Retour partiel à la baignade à Rouffiac, vigilance maintenue
La plage de la base de loisirs de Rouffiac, sur la commune d’Angoisse en Périgord vert, a de nouveau accueilli des baigneurs le mercredi 5 août. Fermée depuis le 30 juillet en raison d’un taux jugé trop élevé de cyanobactéries, la zone a été rouverte après des analyses montrant une diminution de la concentration de ces micro-organismes.
Sur place, le maître-nageur a rappelé les consignes sanitaires aux vacanciers afin de limiter les risques d’irritations ou de troubles digestifs liés à une exposition accidentelle : la tête ne doit pas être immergée et il est recommandé de se doucher après chaque baignade.
"Nous vous rappelons qu'il est interdit de mettre la tête sous l'eau."
Le soulagement était palpable parmi les familles qui viennent chaque été passer quelques jours au camping voisin. Plusieurs parents ont dit leur attention à rincer immédiatement enfants et vêtements après la baignade.
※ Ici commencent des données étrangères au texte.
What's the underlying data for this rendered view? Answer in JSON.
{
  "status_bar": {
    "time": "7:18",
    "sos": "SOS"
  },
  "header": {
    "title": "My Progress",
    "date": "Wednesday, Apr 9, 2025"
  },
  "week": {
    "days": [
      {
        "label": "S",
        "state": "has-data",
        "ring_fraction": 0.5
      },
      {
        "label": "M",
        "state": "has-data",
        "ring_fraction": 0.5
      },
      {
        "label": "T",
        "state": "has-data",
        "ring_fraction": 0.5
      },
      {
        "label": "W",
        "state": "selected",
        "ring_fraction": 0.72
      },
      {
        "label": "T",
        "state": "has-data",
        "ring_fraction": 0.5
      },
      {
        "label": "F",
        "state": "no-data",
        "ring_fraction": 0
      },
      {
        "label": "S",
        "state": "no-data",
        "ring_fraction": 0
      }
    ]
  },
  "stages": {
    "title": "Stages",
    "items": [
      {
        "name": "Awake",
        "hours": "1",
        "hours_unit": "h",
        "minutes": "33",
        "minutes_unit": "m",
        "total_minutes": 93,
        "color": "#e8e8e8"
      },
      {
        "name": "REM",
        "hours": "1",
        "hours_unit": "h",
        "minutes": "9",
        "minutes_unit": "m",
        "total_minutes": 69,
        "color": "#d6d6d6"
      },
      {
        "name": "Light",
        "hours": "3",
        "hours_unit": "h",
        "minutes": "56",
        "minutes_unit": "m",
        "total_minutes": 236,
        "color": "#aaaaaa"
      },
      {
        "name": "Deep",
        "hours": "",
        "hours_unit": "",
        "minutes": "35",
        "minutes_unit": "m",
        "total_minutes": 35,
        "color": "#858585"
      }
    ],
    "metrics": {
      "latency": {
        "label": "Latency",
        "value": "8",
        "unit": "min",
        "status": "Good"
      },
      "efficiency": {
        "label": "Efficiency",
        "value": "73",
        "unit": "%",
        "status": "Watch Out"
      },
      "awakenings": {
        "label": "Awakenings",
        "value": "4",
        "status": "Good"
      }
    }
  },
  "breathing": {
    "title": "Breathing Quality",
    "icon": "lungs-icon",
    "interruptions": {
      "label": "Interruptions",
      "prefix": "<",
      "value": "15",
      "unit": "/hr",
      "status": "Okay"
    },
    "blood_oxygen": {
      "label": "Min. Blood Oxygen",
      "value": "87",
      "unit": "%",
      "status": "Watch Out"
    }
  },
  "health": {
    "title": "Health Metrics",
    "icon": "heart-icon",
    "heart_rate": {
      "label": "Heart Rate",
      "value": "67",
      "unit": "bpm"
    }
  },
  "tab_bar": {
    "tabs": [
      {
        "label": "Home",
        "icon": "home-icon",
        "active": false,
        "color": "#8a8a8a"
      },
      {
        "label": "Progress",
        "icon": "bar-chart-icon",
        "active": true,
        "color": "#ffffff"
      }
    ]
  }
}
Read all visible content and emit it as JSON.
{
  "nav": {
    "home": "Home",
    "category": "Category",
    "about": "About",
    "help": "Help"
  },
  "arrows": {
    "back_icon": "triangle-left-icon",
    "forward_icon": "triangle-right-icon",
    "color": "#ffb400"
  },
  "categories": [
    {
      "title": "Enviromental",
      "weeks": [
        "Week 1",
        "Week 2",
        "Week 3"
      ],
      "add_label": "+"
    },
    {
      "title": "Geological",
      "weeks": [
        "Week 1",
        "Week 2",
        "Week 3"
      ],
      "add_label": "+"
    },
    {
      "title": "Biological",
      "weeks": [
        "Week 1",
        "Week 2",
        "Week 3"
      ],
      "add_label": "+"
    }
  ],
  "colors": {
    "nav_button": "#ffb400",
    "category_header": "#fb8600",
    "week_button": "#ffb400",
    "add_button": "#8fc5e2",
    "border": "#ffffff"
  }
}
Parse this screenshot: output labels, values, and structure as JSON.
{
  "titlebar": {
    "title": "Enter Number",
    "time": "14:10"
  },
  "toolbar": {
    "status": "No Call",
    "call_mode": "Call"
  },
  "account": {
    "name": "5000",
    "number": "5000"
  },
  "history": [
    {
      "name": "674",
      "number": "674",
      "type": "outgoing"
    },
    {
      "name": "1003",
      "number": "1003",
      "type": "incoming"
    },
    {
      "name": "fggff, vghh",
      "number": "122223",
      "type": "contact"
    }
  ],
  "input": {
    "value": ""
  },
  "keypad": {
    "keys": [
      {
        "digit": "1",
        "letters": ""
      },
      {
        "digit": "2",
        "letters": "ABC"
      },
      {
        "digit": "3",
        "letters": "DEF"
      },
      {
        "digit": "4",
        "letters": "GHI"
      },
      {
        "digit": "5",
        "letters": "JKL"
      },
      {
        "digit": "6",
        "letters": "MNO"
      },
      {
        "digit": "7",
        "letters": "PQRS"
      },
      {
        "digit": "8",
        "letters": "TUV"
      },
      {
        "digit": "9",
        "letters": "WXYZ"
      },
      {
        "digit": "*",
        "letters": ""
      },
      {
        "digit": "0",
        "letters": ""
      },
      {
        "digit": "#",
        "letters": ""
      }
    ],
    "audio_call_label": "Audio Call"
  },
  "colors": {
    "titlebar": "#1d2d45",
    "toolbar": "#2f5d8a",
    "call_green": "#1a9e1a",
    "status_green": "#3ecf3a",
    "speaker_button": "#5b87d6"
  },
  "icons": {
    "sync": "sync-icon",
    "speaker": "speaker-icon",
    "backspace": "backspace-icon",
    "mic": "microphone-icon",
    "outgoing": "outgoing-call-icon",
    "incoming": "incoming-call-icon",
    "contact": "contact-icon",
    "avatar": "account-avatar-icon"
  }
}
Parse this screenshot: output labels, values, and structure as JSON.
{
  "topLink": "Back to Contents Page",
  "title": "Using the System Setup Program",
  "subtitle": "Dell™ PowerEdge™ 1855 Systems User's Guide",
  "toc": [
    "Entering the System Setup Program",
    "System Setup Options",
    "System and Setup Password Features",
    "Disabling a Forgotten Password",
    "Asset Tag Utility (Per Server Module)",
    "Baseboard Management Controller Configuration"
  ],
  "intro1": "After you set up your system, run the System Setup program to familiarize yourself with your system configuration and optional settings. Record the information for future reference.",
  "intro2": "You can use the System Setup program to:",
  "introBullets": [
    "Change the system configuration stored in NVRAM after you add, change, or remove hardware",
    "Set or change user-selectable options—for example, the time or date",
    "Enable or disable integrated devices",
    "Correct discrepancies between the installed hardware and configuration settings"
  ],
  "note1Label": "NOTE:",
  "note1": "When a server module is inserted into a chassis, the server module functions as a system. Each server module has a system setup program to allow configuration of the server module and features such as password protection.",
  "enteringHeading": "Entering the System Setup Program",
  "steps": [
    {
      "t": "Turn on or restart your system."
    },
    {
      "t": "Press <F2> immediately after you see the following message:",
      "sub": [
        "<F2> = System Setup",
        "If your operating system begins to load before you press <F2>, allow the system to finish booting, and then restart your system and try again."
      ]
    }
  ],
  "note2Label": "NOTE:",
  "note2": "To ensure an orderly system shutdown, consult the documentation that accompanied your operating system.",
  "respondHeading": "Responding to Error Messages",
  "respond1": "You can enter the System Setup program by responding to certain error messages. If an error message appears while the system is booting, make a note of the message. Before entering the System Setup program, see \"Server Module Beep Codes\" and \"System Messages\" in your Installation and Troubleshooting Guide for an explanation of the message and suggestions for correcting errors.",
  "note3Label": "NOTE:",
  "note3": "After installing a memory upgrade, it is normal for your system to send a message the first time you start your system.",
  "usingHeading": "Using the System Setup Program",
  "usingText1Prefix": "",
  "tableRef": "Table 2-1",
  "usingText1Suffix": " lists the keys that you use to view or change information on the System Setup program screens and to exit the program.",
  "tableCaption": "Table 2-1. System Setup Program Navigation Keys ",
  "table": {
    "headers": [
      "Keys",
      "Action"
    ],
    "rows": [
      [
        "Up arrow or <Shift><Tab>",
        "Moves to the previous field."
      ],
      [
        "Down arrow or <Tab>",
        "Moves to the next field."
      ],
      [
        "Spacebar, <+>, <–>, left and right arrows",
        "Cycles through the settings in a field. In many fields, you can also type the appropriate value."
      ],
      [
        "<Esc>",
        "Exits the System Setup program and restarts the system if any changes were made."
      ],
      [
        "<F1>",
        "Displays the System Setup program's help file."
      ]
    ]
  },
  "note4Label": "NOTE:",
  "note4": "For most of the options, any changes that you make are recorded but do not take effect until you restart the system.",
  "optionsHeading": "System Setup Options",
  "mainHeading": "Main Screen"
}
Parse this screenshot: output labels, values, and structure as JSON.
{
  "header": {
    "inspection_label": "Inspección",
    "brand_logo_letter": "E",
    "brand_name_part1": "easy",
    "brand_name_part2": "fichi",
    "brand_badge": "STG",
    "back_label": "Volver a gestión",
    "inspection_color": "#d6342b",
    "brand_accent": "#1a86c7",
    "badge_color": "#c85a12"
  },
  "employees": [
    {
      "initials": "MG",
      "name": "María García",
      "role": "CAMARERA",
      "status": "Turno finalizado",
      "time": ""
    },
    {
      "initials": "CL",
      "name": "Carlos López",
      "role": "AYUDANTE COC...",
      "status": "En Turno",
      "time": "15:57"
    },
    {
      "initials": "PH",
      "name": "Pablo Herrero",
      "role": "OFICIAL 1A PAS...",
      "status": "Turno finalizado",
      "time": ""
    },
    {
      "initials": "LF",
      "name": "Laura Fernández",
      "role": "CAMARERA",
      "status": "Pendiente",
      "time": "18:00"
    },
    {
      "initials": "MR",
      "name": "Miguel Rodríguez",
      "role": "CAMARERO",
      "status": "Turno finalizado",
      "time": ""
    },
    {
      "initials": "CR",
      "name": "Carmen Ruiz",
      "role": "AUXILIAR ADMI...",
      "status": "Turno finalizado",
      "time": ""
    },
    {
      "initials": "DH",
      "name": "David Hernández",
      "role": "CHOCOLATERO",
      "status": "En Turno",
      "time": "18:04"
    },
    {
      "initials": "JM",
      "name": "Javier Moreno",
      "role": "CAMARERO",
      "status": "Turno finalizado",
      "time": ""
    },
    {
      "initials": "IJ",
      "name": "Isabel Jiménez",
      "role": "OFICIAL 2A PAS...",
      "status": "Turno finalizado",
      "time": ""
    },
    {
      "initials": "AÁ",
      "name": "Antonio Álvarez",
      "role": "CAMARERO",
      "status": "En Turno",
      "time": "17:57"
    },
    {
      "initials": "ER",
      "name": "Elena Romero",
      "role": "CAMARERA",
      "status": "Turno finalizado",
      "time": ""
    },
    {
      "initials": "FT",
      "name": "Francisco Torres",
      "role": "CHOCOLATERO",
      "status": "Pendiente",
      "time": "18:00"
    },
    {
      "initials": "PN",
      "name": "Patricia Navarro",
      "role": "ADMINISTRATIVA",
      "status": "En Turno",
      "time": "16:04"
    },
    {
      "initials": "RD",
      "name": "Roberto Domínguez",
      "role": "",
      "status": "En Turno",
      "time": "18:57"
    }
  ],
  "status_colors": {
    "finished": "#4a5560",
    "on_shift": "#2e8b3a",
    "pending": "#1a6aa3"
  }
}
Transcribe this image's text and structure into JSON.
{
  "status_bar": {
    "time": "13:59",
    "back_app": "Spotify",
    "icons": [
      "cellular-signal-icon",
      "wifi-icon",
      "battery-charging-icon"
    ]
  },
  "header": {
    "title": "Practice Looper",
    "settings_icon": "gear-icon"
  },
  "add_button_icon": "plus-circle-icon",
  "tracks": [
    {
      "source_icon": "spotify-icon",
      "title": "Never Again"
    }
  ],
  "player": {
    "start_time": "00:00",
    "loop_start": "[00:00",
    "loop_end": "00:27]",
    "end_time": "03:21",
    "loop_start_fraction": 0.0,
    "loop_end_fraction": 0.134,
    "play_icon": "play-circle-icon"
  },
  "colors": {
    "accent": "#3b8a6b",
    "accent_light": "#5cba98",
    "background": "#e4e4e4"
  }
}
- Fermeture initiale : 30 juillet (drapeau rouge)
- Réouverture : 5 août
- Consignes : interdiction d'immerger la tête, douche post-baignade
Les cyanobactéries, parfois appelées « algues bleu‑vert », prolifèrent en période de fortes chaleurs et peuvent provoquer des symptômes variés : irritations cutanées, maux de ventre, maux de tête, voire éruptions cutanées. Les gestionnaires de la base et les services sanitaires surveillent régulièrement la qualité de l’eau et adaptent la signalisation en conséquence.
| Lieu | Base de loisirs de Rouffiac (Angoisse) |
|---|---|
| Période de fermeture | Depuis le 30 juillet |
| Réouverture | 5 août |
Pour l’heure, la baignade reste autorisée mais encadrée : le maître-nageur, présent sur la plage, répète les recommandations au mégaphone et rappelle la nécessité de la prudence. Les habitants et saisonniers sont invités à surveiller la signalétique sur place et à se conformer aux injonctions des sauveteurs.
La réouverture de Rouffiac redonne un peu d’air aux commerces et hébergements alentours, dépendants de l’attractivité du lac. Mais elle rappelle aussi la fragilité des plans d’eau locaux face aux épisodes caniculaires : la surveillance et l’information du public restent des enjeux majeurs pour la saison estivale.